A regulatory path associated with X-Linked Intellectual Disability and Epilepsy links the histone demethylase KDM5C to the Polyalanine expansions in the transcription factor ARX

Polyalanine expansion mutations of Aristaless-related homeobox gene (ARX) cause a spectrum of X-chromosome phenotypes with Intellectual Disabilily (ID) and various forms of malignant paediatric epilepsy. We have established that ARX regulates and binds a CNE element in the 5' region of the lysine (K)-specific demethylase 5C (KDM5C), a known XLID gene involved in chromatin remodeling and neuronal maturation. By in vitro studies, we have analyzed five Polyalanine mutants establishing a decreased trans-activating activity and a reduced, but not abolished, binding to the KDM5C regulatory region. By quantitative RT-PCR, we have showed in murine Arx-KO ES cells and neurospheres a dramatic downregulation of the Kdm5C mRNA levels that leads to a decrease of the KDM5C protein.
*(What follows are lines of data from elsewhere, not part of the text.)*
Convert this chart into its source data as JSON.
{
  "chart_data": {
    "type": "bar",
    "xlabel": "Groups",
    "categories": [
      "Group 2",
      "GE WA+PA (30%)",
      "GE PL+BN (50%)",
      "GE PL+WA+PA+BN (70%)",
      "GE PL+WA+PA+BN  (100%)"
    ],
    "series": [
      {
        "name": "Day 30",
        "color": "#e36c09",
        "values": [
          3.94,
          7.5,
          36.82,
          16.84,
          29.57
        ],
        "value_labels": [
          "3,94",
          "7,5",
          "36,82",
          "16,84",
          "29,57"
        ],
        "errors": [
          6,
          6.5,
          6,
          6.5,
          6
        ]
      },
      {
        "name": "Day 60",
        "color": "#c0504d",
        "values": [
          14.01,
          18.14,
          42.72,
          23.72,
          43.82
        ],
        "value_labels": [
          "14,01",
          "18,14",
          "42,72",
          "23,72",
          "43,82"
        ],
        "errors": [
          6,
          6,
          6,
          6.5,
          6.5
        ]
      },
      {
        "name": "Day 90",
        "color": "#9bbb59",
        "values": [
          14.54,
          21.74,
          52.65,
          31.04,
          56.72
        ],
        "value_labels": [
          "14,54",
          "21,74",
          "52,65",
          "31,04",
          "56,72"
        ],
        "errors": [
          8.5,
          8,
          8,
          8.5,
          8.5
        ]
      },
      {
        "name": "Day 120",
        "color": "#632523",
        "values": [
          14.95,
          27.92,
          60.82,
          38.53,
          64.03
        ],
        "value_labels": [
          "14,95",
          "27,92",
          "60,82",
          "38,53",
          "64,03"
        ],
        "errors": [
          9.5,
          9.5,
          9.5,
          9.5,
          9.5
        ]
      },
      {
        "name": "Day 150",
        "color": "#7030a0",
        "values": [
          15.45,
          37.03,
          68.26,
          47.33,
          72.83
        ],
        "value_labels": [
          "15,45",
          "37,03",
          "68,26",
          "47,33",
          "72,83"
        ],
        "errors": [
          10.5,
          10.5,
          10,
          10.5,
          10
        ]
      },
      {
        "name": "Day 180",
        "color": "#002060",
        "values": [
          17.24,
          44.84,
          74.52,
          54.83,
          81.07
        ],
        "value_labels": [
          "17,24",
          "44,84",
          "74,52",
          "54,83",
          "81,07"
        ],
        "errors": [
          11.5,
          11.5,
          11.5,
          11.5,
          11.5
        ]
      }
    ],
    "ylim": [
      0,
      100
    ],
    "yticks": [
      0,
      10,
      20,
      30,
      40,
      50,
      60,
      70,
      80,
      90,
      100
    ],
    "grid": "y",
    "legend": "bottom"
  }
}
In Arx KO GABA-oriented model, which presents severe abnormalities in dendrite formation and GABAergic maturation, we have found a KDM5C reduction in coupling with a global increase of H3K4me3 signalling, potentially due to a compromised KDM5C activity. Since H3K4me3 is the hallmark of open chromatin, ARX-dependent KDM5C defects could compromise cyclical rounds of methylation-demethylation and consequently the chromatin remodelling. Starting from these data, we are now able to break up a unique ARX-dependent epigenetic road involved in epileptogenesis, suggesting that the molecular pathogenesis of ARX Polyalanine mutations may be in part caused by aberrant histone demethylation as a result of KDM5C defect. As chromatin modifications are reversible, it is possible that epigenetic drugs could compensate KDM5C-H3K4me3 deregulation opening further studies to cure or ameliorate ARX Polyalanine-related epilepsy.